As credit card chargebacks accumulate during the coronavirus crisis from consumers seeking reimbursement for canceled trips and events, PayPal is extending an olive branch to merchants.
PayPal on Wednesday began rolling out a service enabling merchants to automatically respond to any customer disputes about PayPal purchases using technology from Chargehound, an Oakland, Calif.-based startup the payments technology giant invested in last year.
Chargehound’s API-based platform pulls data and evidence about a disputed transaction from a merchant’s payment processor and automatically submits responses to the parties, said Chargehound CEO Adrian Sanders.
Merchants opt in to the service through PayPal, and for every transaction dispute Chargehound wins, it keeps a portion as its fee.
Chargehound’s analysis process takes a few seconds, versus the typical chargeback process that can take anywhere from hours to weeks, where merchants manually review the details of disputed transactions before submitting case files to issuers to determine liability, according to Sanders.
Key to Chargehound’s ability to analyze chargeback details in seconds is its close integration with PayPal and its subsidiary Braintree, along with Stripe and Vantiv.
“Connecting through modernized APIs with our partners, we can move information very quickly and accurately through the chargeback process, versus the traditional approach where merchants have teams of people cutting and pasting transaction details into a file,” Sanders said.
Though PayPal had already planned to announce an integration with Chargehound this year, the timing of the rollout during the coronavirus pandemic should be advantageous, Sanders said.
Currently a record number of consumers are seeking refunds from airlines, cruise and hotel operators and other ticket-sellers for pandemic-related cancellations.
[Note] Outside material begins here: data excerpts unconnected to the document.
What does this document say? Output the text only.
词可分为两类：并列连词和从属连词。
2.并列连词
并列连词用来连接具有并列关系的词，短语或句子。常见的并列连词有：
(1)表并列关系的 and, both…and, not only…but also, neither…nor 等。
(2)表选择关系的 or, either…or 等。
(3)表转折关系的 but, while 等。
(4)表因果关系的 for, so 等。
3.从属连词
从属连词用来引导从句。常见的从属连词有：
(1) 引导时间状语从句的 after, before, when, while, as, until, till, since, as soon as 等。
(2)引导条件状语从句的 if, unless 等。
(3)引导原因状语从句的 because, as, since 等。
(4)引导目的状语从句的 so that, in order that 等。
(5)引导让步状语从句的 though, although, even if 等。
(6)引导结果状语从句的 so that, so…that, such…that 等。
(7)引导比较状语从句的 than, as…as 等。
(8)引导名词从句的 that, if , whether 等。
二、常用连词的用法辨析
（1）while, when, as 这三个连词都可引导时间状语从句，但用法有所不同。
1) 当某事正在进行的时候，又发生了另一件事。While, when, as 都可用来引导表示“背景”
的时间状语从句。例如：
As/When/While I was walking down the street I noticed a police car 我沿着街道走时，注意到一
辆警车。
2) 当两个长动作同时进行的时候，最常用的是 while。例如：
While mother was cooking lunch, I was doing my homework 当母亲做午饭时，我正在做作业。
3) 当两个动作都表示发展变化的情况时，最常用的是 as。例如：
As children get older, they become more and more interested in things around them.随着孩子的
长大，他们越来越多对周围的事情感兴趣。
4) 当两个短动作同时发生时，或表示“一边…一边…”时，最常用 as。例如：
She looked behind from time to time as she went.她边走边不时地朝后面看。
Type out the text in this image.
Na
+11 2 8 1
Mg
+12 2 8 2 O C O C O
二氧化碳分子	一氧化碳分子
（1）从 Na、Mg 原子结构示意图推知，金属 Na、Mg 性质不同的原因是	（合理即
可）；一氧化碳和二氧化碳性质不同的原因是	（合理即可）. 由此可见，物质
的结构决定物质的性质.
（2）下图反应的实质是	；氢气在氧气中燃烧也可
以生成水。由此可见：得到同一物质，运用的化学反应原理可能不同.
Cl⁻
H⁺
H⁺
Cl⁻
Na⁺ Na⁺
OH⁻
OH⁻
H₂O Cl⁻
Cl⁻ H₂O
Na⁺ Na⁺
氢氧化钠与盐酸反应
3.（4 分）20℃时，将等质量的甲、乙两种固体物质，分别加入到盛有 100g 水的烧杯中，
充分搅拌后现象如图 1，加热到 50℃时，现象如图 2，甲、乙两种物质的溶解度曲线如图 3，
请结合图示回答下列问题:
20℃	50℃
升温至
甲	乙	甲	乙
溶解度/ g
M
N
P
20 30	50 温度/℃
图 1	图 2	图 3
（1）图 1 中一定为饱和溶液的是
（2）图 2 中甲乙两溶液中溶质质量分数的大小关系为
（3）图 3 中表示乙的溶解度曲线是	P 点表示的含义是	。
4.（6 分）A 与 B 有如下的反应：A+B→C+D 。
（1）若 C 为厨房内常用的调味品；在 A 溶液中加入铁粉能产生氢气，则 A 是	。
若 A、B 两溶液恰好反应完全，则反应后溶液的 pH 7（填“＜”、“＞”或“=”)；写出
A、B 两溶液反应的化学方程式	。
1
In some disputes, customers get their money back, whereas others are denied or delayed due to merchants’ terms of service. If a provider denies a refund, the consumer then requests a chargeback from their card issuer.
Chargehound’s data suggests chargebacks on event tickets rose 188% from March 2019 to March 2020, while subscription chargebacks rose 133% and routine retail chargebacks rose 22%.
Chargehound quickly researches each case using troves of available data and submits the results to issuers for resolution on behalf of participating merchants.
Many disputed transactions involve “friendly fraud,” where consumers want to reverse a legitimate transaction because they changed their mind, and in other cases the problem stems from a delivery error.
“There are a lot of simple mixups that can be resolved easily with information we can quickly glean, but there's a chargeback process to try to get a refund. Our process sorts out what happened and sends it on to the issuer to determine who pays,” Sanders said.
Internet services protection firm NetProtect said that since it began using Chargehound, it's won 20% more of disputes customers initiated, recovering 45% of revenue it would have otherwise lost.
For PayPal, which hasn’t always had an outstanding record in customer service and returns, streamlining disputes should be a big step forward, Sanders said.
“I had bad experiences with PayPal in the past, but the company has changed a lot, and improving chargebacks with digital technology is something PayPal has wanted for a long time,” he said.
PayPal invested an undisclosed amount in Chargehound last year, five years after the company launched in 2014.
Sanders and his associates stumbled onto the idea for Chargehound after running into chargeback problems with Beacon, a publishing startup that relied on crowdfunding.
“Our business model was based on getting paid for quality journalism but we had so many chargebacks we started looking at technology to solve that problem, which became the idea for a different company,” Sanders said.
After applying for funding from Y Combinator, Chargehound began building technology to resolve chargebacks, going live with its services in 2016.
Chargehound focuses primarily on e-commerce chargebacks, but it has also covered some point-of-sale disputes for omnichannel merchants.
“The fact that we’re seeing a spike in disputes while merchants have been hammered by coronavirus has turned out to be great timing,” Sanders said.